Mujica foi ainda um entusiasta da integração regional e do Mercosul. Com o Brasil, mantinha um vínculo forte por conta da amizade com Lula. O último encontro dos dois foi durante a posse do presidente uruguaio, Yamandú Orsi, em março. Pouco antes, em dezembro de 2024, Lula esteve no Uruguai para a cúpula do bloco regional. Aproveitou e foi ao sítio do amigo já debilitado e lhe concedeu o grande colar da Ordem Nacional do Cruzeiro do Sul, uma das maiores honrarias do Estado brasileiro a estrangeiros.

Apesar da proximidade com os colegas da “onda rosa”, Mujica manteve sua independência e nunca se esquivou de criticar a esquerda da região, a quem considerava estar em uma “crise de ideais”, como disse à Folha em maio de 2024. Para ele, a Venezuela de Nicolás Maduro e a Nicarágua de Daniel Ortega “brincam com a democracia, dizem que haverá eleições, depois colocam as pessoas na cadeia”.

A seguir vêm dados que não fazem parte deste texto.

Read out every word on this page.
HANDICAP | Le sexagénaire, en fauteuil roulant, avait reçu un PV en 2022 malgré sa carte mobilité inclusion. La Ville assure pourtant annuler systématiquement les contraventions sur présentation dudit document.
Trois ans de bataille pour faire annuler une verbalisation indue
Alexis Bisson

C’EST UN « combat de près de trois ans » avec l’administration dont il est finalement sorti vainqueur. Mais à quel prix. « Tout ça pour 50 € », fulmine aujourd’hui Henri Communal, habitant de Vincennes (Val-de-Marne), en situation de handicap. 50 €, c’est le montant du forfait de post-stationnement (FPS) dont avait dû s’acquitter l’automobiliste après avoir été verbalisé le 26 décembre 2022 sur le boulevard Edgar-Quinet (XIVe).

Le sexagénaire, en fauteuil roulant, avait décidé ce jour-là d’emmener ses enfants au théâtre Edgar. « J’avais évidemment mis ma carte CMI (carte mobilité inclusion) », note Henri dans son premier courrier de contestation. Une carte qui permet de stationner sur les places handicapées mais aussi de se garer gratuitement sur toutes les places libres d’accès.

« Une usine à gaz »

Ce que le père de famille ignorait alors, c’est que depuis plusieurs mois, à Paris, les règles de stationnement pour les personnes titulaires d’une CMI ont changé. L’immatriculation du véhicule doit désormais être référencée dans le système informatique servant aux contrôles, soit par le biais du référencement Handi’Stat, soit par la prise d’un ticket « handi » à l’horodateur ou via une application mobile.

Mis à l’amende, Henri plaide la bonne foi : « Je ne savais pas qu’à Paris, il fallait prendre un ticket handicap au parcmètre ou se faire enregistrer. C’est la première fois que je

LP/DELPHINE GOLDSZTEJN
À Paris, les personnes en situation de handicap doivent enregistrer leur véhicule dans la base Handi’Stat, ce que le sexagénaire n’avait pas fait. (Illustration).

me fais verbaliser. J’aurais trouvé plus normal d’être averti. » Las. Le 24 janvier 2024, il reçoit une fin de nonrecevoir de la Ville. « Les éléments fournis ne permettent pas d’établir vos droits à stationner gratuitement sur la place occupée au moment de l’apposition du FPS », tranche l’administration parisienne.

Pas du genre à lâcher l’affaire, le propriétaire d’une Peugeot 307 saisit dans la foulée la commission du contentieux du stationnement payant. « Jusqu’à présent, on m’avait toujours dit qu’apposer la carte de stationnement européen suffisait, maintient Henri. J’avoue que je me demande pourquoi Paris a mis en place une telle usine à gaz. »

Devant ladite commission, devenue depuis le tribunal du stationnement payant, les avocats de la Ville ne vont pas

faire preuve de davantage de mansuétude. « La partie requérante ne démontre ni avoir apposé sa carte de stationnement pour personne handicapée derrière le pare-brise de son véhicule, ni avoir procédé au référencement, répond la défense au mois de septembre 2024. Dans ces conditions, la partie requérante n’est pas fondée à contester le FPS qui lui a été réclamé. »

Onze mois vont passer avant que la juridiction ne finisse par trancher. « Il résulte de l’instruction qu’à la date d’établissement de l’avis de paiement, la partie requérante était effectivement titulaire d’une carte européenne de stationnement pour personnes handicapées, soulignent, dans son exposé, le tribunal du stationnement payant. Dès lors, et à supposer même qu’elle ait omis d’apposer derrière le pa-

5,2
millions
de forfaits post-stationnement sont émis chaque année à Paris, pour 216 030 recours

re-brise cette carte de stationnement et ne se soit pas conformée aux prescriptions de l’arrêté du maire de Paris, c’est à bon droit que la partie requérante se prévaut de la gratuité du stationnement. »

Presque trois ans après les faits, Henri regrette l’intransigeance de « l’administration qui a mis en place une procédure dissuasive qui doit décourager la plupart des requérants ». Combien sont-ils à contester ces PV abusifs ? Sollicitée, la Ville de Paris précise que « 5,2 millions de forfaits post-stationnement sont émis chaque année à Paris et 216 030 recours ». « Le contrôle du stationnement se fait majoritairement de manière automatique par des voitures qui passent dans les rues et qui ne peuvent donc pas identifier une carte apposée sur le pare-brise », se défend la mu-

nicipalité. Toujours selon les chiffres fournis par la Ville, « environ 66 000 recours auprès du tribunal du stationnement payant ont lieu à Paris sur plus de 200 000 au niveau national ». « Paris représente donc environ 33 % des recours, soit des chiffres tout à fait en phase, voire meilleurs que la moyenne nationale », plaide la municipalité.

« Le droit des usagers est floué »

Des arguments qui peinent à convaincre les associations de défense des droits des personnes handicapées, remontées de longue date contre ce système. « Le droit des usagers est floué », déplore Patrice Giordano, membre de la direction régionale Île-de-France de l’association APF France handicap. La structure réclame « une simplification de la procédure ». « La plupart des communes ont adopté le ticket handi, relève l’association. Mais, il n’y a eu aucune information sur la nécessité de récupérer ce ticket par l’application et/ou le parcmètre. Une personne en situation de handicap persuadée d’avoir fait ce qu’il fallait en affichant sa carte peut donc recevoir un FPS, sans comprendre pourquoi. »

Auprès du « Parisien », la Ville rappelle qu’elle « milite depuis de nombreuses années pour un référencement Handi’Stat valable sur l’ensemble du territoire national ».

Esta entrevista, em seu sítio, foi concedida pouco depois de de ele anunciar a descoberta do tumor no esôfago. Na ocasião, Mujica estava no segundo dia de radioterapia e se mostrou esperançoso. Em setembro passado, sua médica chegou a afirmar que o câncer estava em “etapa de remissão”. Mas complicações o levaram a uma cirurgia e a várias internações.

Em janeiro, disse ao jornal local Búsqueda que a doença havia se espalhado para o fígado e não havia mais expectativa de contê-la. “Estou morrendo”, afirmou, com sua franqueza habitual.

Na última conversa com a Folha, também encarou com naturalidade sua situação. “A morte é talvez o que dá valor à vida. (…) Nossa maneira de lutar contra a morte é uma luta impossível que sempre perderemos, mas lutamos com amor.”